I've tried very few medications. Until recently, I was a pretty easy patient. I've only taken citalopram, lexapro, vistaril, trazodone, topiramate, and a few different generic and non-generics of xanax. I had few complaints about the citalopram, but I was switched to Lexapro because they thought that I'd have the same benefits with less side effects, which has seemed to be how things worked out. I took the vistaril for quite a long time, and my previous psychiatrist kept raising it as it got less effective. I haven't been a fan of xanax, but I'll take one to make it through a medical exam. The topiramate didn't seem to do anything other than make me really dehydrated.
I don't really have any ideas about what to do from here, but my t has mentioned zoloft.

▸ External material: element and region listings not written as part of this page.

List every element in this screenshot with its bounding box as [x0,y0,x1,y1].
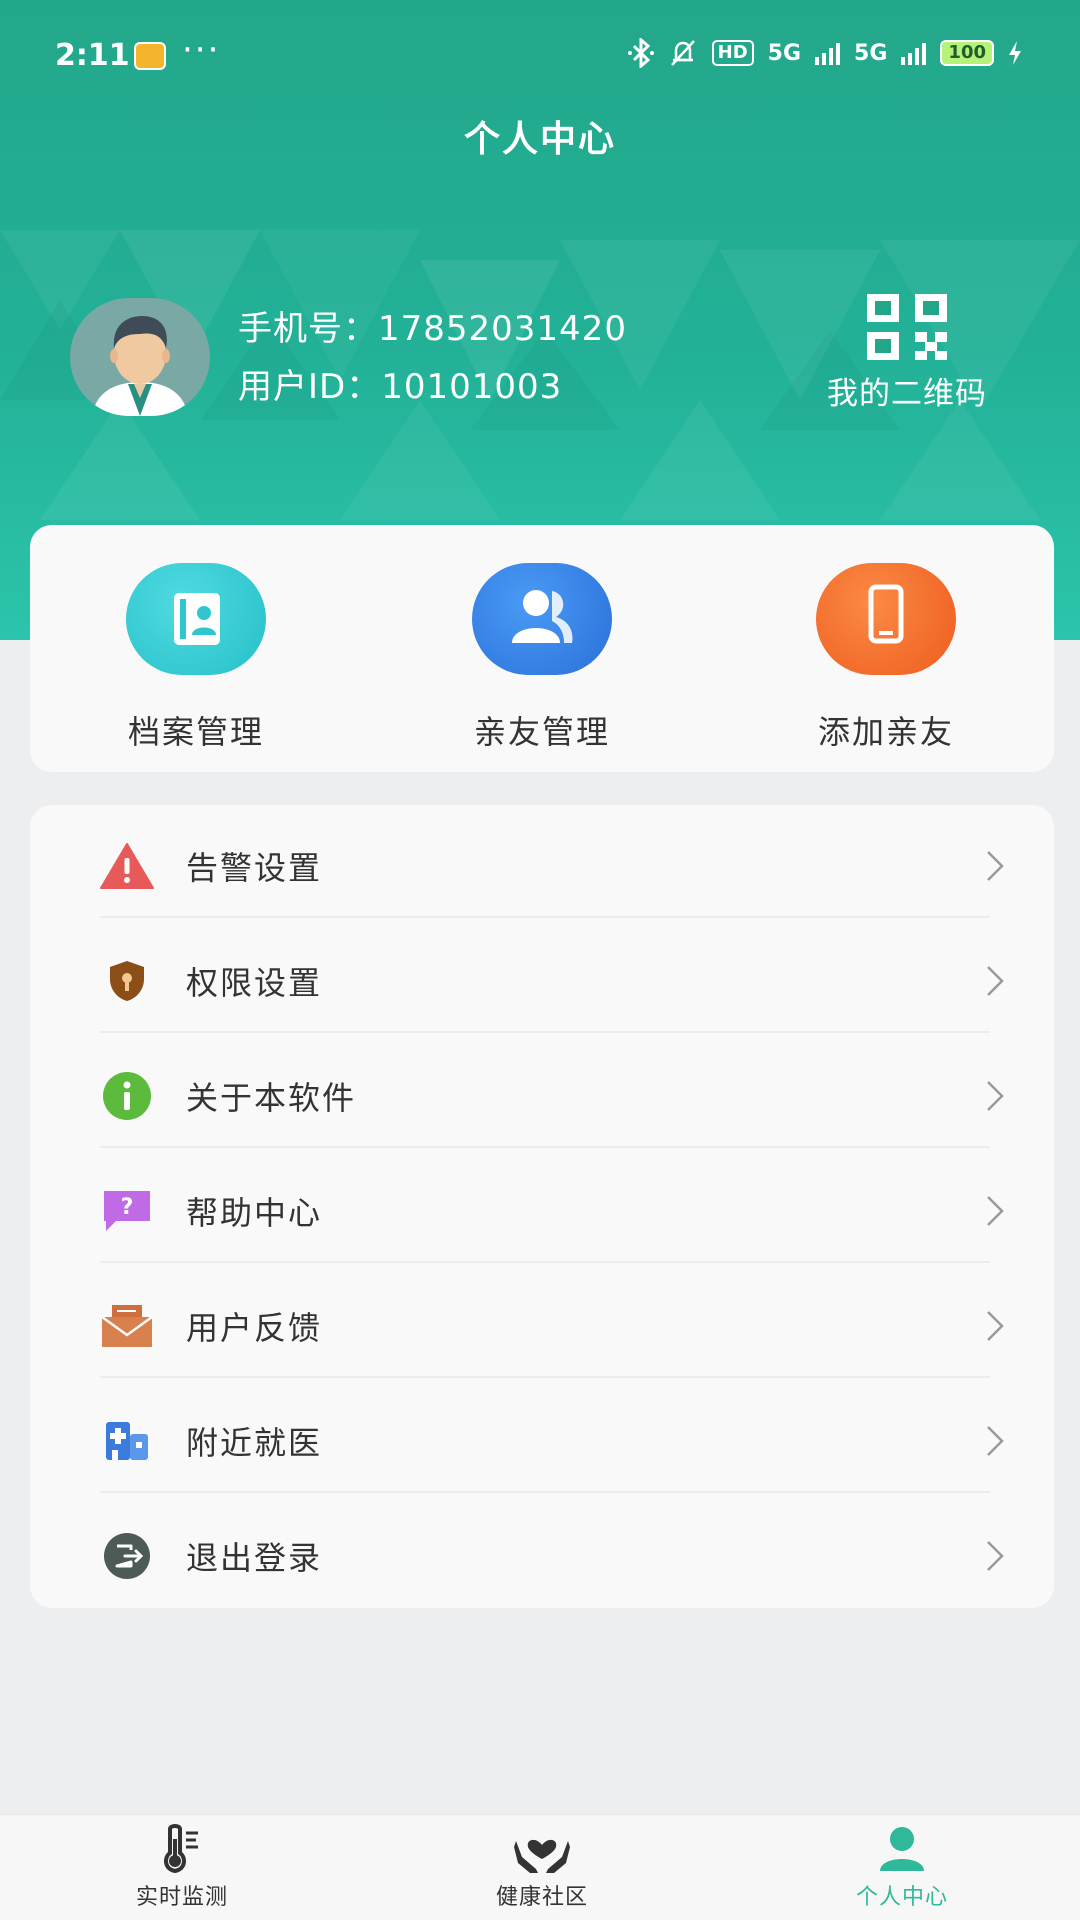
divider [100,1031,990,1033]
shield-lock-icon [100,954,154,1008]
chevron-right-icon [987,850,1004,881]
add-family-button[interactable]: 添加亲友 [756,563,1016,753]
bluetooth-icon [627,38,654,68]
heart-hands-icon [514,1839,570,1873]
menu-item-label: 权限设置 [186,963,323,1002]
divider [100,916,990,918]
status-indicators: HD 5G 5G 100 [627,38,1022,68]
page-title: 个人中心 [463,119,616,160]
userid-value: 10101003 [381,367,563,407]
tab-personal-center[interactable]: 个人中心 [792,1823,1012,1911]
help-icon: ? [100,1184,154,1238]
person-icon [880,1827,924,1871]
status-bar: 2:11 ··· HD 5G 5G 100 [0,0,1080,110]
warning-icon [100,839,154,893]
menu-item-alarm-settings[interactable]: 告警设置 [100,808,1020,923]
phone-icon [816,563,956,675]
chevron-right-icon [987,965,1004,996]
svg-text:?: ? [121,1195,134,1220]
qr-code-label: 我的二维码 [827,376,987,412]
tab-label: 健康社区 [495,1885,588,1910]
menu-item-about-software[interactable]: 关于本软件 [100,1038,1020,1153]
menu-item-nearby-hospital[interactable]: 附近就医 [100,1383,1020,1498]
tab-health-community[interactable]: 健康社区 [432,1823,652,1911]
family-management-label: 亲友管理 [473,713,610,751]
menu-item-label: 退出登录 [186,1538,323,1577]
hospital-icon [100,1414,154,1468]
chevron-right-icon [987,1540,1004,1571]
hd-indicator: HD [711,40,754,66]
menu-item-label: 帮助中心 [186,1193,323,1232]
family-management-button[interactable]: 亲友管理 [412,563,672,753]
divider [100,1491,990,1493]
divider [100,1261,990,1263]
logout-icon [100,1529,154,1583]
chevron-right-icon [987,1080,1004,1111]
menu-item-label: 附近就医 [186,1423,323,1462]
charging-icon [1009,41,1021,65]
menu-item-help-center[interactable]: ? 帮助中心 [100,1153,1020,1268]
more-notifications-icon: ··· [182,30,221,70]
network-label-1: 5G [767,40,802,66]
menu-item-permission-settings[interactable]: 权限设置 [100,923,1020,1038]
menu-item-label: 用户反馈 [186,1308,323,1347]
tab-label: 个人中心 [855,1885,948,1910]
tab-label: 实时监测 [135,1885,228,1910]
tab-realtime-monitoring[interactable]: 实时监测 [72,1823,292,1911]
phone-value: 17852031420 [378,309,627,349]
menu-item-user-feedback[interactable]: 用户反馈 [100,1268,1020,1383]
thermometer-icon [164,1824,198,1874]
my-qr-code-button[interactable]: 我的二维码 [812,292,1002,413]
chevron-right-icon [987,1425,1004,1456]
userid-label: 用户ID： [238,367,382,407]
avatar[interactable] [70,298,210,416]
network-label-2: 5G [854,40,888,66]
gallery-notification-icon [134,42,166,70]
phone-row: 手机号： 17852031420 [238,300,627,358]
archive-management-button[interactable]: 档案管理 [66,563,326,753]
chevron-right-icon [987,1310,1004,1341]
menu-item-label: 告警设置 [186,848,323,887]
mute-bell-icon [670,40,695,66]
signal-icon-2 [901,41,927,65]
chevron-right-icon [987,1195,1004,1226]
divider [100,1146,990,1148]
mail-icon [100,1299,154,1353]
profile-card-icon [126,563,266,675]
qr-code-icon [867,294,947,360]
phone-label: 手机号： [238,309,378,349]
battery-icon: 100 [940,40,994,66]
user-info: 手机号： 17852031420 用户ID： 10101003 [238,300,627,416]
settings-menu: 告警设置 权限设置 关于本软件 ? 帮助中心 用户反馈 附近就医 退出登录 [30,805,1054,1608]
status-time: 2:11 [55,38,130,73]
quick-actions-card: 档案管理 亲友管理 添加亲友 [30,525,1054,772]
archive-management-label: 档案管理 [127,713,264,751]
menu-item-logout[interactable]: 退出登录 [100,1498,1020,1613]
signal-icon-1 [815,41,841,65]
userid-row: 用户ID： 10101003 [238,358,627,416]
menu-item-label: 关于本软件 [186,1078,357,1117]
users-icon [472,563,612,675]
info-icon [100,1069,154,1123]
bottom-tab-bar: 实时监测 健康社区 个人中心 [0,1814,1080,1920]
add-family-label: 添加亲友 [817,713,954,751]
divider [100,1376,990,1378]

On the cognitive side, I'm doing quite a lot at the moment. Each week, I have two groups, a one-on-one therapy session, and a meeting with my case manager. I have been taking a break from progressive meditation until I chill out and the instructor I'm more comfortable with is back.
As far as the skin picking goes, I found a therapist with a lot of experience treating it. I've been working on habit reversal training, but when I went off the trazadone my skin picking went out of control. I'm doing some of the things that have been successful in the past, but my options are more limited because right now everything is a cue to start picking at my skin.